En un pequeño pueblo rodeado de colinas, no muy lejos de Jerusalén, vivía un burrito llamado Simón. Era conocido por todos como el burrito del molino, ya que cada día ayudaba a su dueño, Elías, a cargar sacos de trigo, leña y agua. Tenía el pelaje gris, orejas largas y una mirada tierna. Era obediente, fiel y siempre dispuesto a servir.
Aunque Simón era un burrito humilde, guardaba un deseo profundo en su corazón: hacer algo importante en la vida. Cada noche, cuando todos dormían, miraba las estrellas y se preguntaba si su existencia tenía un propósito mayor.
Elías lo quería mucho, aunque no entendía aquellos sueños.
—Simón, eres un gran trabajador —le decía acariciándole la cabeza—. Y eso es más que suficiente.
Pero Simón, con su corazón esperanzado, soñaba con algo más grande.
El día que cambió su vida
Una mañana de primavera, mientras el sol iluminaba los caminos de piedra, Simón estaba atado cerca del molino, como siempre. De repente, dos hombres se acercaron. No eran del pueblo, pero sus rostros reflejaban bondad.
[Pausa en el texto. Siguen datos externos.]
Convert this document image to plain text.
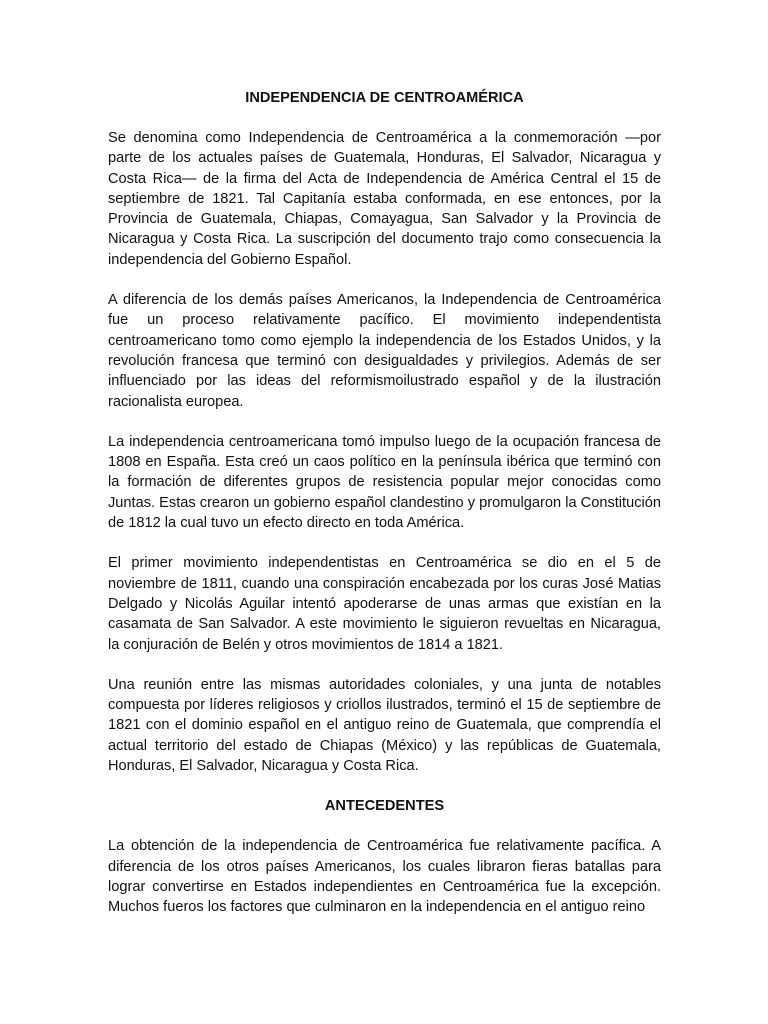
INDEPENDENCIA DE CENTROAMÉRICA

Se denomina como Independencia de Centroamérica a la conmemoración —por parte de los actuales países de Guatemala, Honduras, El Salvador, Nicaragua y Costa Rica— de la firma del Acta de Independencia de América Central el 15 de septiembre de 1821. Tal Capitanía estaba conformada, en ese entonces, por la Provincia de Guatemala, Chiapas, Comayagua, San Salvador y la Provincia de Nicaragua y Costa Rica. La suscripción del documento trajo como consecuencia la independencia del Gobierno Español.

A diferencia de los demás países Americanos, la Independencia de Centroamérica fue un proceso relativamente pacífico. El movimiento independentista centroamericano tomo como ejemplo la independencia de los Estados Unidos, y la revolución francesa que terminó con desigualdades y privilegios. Además de ser influenciado por las ideas del reformismoilustrado español y de la ilustración racionalista europea.

La independencia centroamericana tomó impulso luego de la ocupación francesa de 1808 en España. Esta creó un caos político en la península ibérica que terminó con la formación de diferentes grupos de resistencia popular mejor conocidas como Juntas. Estas crearon un gobierno español clandestino y promulgaron la Constitución de 1812 la cual tuvo un efecto directo en toda América.

El primer movimiento independentistas en Centroamérica se dio en el 5 de noviembre de 1811, cuando una conspiración encabezada por los curas José Matias Delgado y Nicolás Aguilar intentó apoderarse de unas armas que existían en la casamata de San Salvador. A este movimiento le siguieron revueltas en Nicaragua, la conjuración de Belén y otros movimientos de 1814 a 1821.

Una reunión entre las mismas autoridades coloniales, y una junta de notables compuesta por líderes religiosos y criollos ilustrados, terminó el 15 de septiembre de 1821 con el dominio español en el antiguo reino de Guatemala, que comprendía el actual territorio del estado de Chiapas (México) y las repúblicas de Guatemala, Honduras, El Salvador, Nicaragua y Costa Rica.

ANTECEDENTES

La obtención de la independencia de Centroamérica fue relativamente pacífica. A diferencia de los otros países Americanos, los cuales libraron fieras batallas para lograr convertirse en Estados independientes en Centroamérica fue la excepción. Muchos fueros los factores que culminaron en la independencia en el antiguo reino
—Este es —dijo uno, señalando a Simón.
—Sí, el Maestro dijo que hallaríamos un burrito atado, en el que nadie ha montado —respondió el otro.
Simón los observó curioso. Cuando comenzaron a desatarlo, Elías salió de casa y preguntó:
—¿Qué hacen con mi burrito?
Uno de los hombres respondió con voz firme pero serena:
—El Señor lo necesita.
Elías se quedó en silencio. Algo en esas palabras le dio confianza. Asintió con la cabeza y dejó que se lo llevaran.
El encuentro con Jesús
Simón fue guiado por caminos desconocidos. Los hombres lo trataron con ternura, hablándole suavemente. Al llegar a una colina desde la que se veía Jerusalén, un grupo de personas los esperaba. En medio de ellos había un hombre de mirada profunda y sonrisa llena de paz. Era Jesús.
El Señor acarició con amor el lomo del burrito y se montó sobre él con la ayuda de sus discípulos. Simón sintió una emoción inmensa, una paz que no conocía. ¡Estaba llevando al Hijo de Dios!
La entrada triunfal a Jerusalén
Mientras descendían hacia Jerusalén, la gente se agolpaba en las calles. Niños, ancianos, hombres y mujeres gritaban:
—¡Hosanna! ¡Bendito el que viene en nombre del Señor!
Agitaban ramas de palma, ponían sus mantos en el suelo, y aclamaban a Jesús como un Rey. Pero ese Rey no iba en un caballo ni en un carruaje lujoso. Iba montado en un burrito humilde: Simón.
—¿Por qué me eligió a mí? —pensaba.
Entonces, algo le susurró en su corazón:
“Dios no elige lo que el mundo considera grande. Él mira el corazón. Y lo sencillo, lo humilde… es lo que Él usa para mostrar su gloria.”
Simón siguió caminando con paso firme. La carga no pesaba. El amor de Jesús lo sostenía.
El corazón humilde que sirvió a Dios
En medio del bullicio, un niño señaló a Simón con emoción:
—¡Mamá, mamá! ¡Ese burrito lleva a Jesús! ¡Quiero ser como él!
Simón no podía hablar, pero su corazón rebosaba gratitud. Comprendió que su gran misión no era una fantasía: estaba siendo instrumento del Señor.
Al llegar a la ciudad, Jesús desmontó y lo acarició con ternura. Ese gesto fue más valioso que cualquier trofeo. Luego, los discípulos llevaron a Simón de regreso a su hogar.
Un recuerdo eterno del Domingo de Ramos
Desde aquel día, Simón volvió a su vida sencilla en el molino, pero algo había cambiado. Cuando la gente lo veía, decían:
—Ese es el burrito que llevó al Maestro.
Y él, con el corazón lleno, recordaba cada momento junto a Jesús.
Cada Domingo de Ramos, cuando los niños caminan con palmas y cantan Hosanna, la historia de Simón vuelve a brillar. Porque en lo más profundo del cielo, un burrito humilde sonríe, sabiendo que Dios hace cosas grandes con quienes están dispuestos a servir con amor.